Court Vacates Western Great Lakes Wolf Delisting Rule — Puts WGL Wolves Back on the Endangered Species List

wolvesfirstforhunters012014Today, a D.C. federal district court judge returned the wolves of the Western Great Lakes (WGL) to the endangered species list.  This was the fourth time that a delisting of the WGL wolves has been overturned in court.  In a 111 page opinion, the judge ruled that the U.S. Fish and Wildlife Service (FWS) violated the Endangered Species Act by illegally creating the Western Great Lakes Distinct Population Segment of wolves.  The court decided that the FWS lacks authority to delist anything less than what they originally listed.  Since the FWS had originally listed gray wolves throughout the lower 48 states, the court held that the FWS lacked the authority to delist any population segment smaller than the species as a whole.  The court rejected the argument that the wolves of Minnesota, which the FWS had designated as “threatened” in 1978, qualified as a DPS that the FWS could later delist.

The court also had problems with many other aspects of the delisting rule.  The court found the FWS’s explanation of certain issues lacking, such as the significance of the wolves’ absence from areas of their historic range, the absence of regulatory protections of wolves in many of the states – those other than Michigan, Wisconsin and Minnesota — that had been included in the DPS, and the existence of risks to the wolves from multiple sources of mortality.

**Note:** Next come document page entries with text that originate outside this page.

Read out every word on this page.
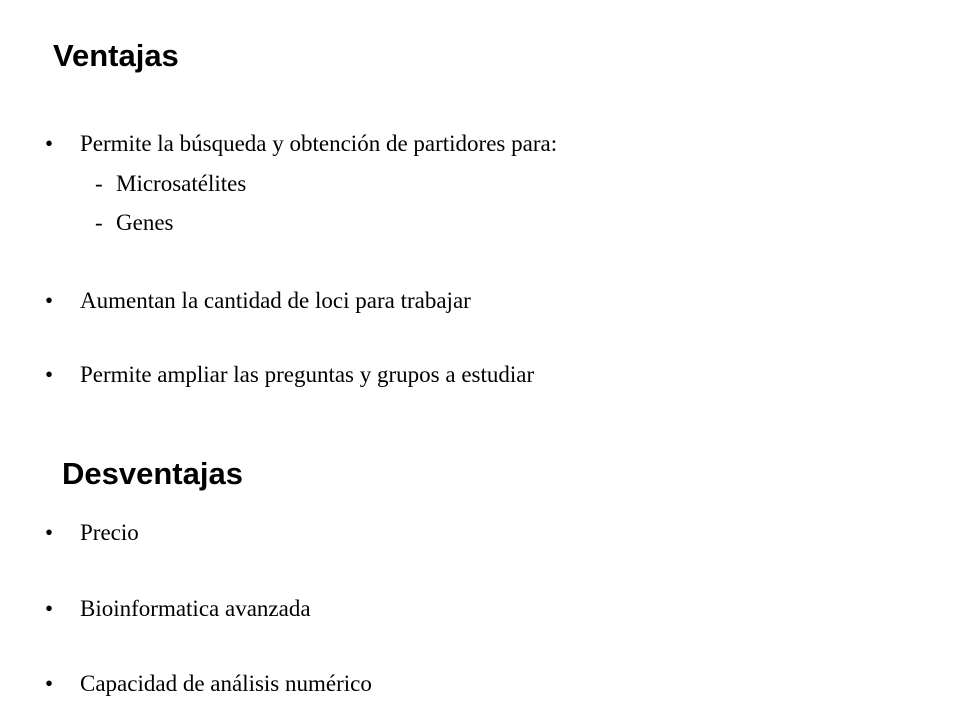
Ventajas
• Permite la búsqueda y obtención de partidores para:
- Microsatélites
- Genes
• Aumentan la cantidad de loci para trabajar
• Permite ampliar las preguntas y grupos a estudiar
Desventajas
• Precio
• Bioinformatica avanzada
• Capacidad de análisis numérico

The court rejected arguments submitted by the FWS, the states of Michigan, Wisconsin and Minnesota as well as SCI’s intervenor group (also including the U.S. Sportsmen’s Alliance Foundation, the National Rifle Association, the Wisconsin Bear Hunters Association, the Michigan United Conservation Clubs, the Wisconsin Bowhunters Association, the Upper Peninsula Bear Houndsmen Association, the Michigan Hunting Dog Federation, and the Rocky Mountain Elk Foundation) that recommended that the judge not invalidate the delisting rule and instead simply remand the rule to the FWS for further correction and explanation.  The judge was unconvinced that the relisting would cause disruption in the management of the species.  The judge chose instead to vacate the delisting rule and restored the wolves to federal protection.

SCI’s Litigation Team is studying this ruling and in the next few days will be analyzing its impact, not only on the future of WGL wolves, but also on other species potentially poised to be delisted.  SCI will also be consulting with attorneys for the FWS, states and other defendant-intervenors to discuss a potential appeal of this ruling.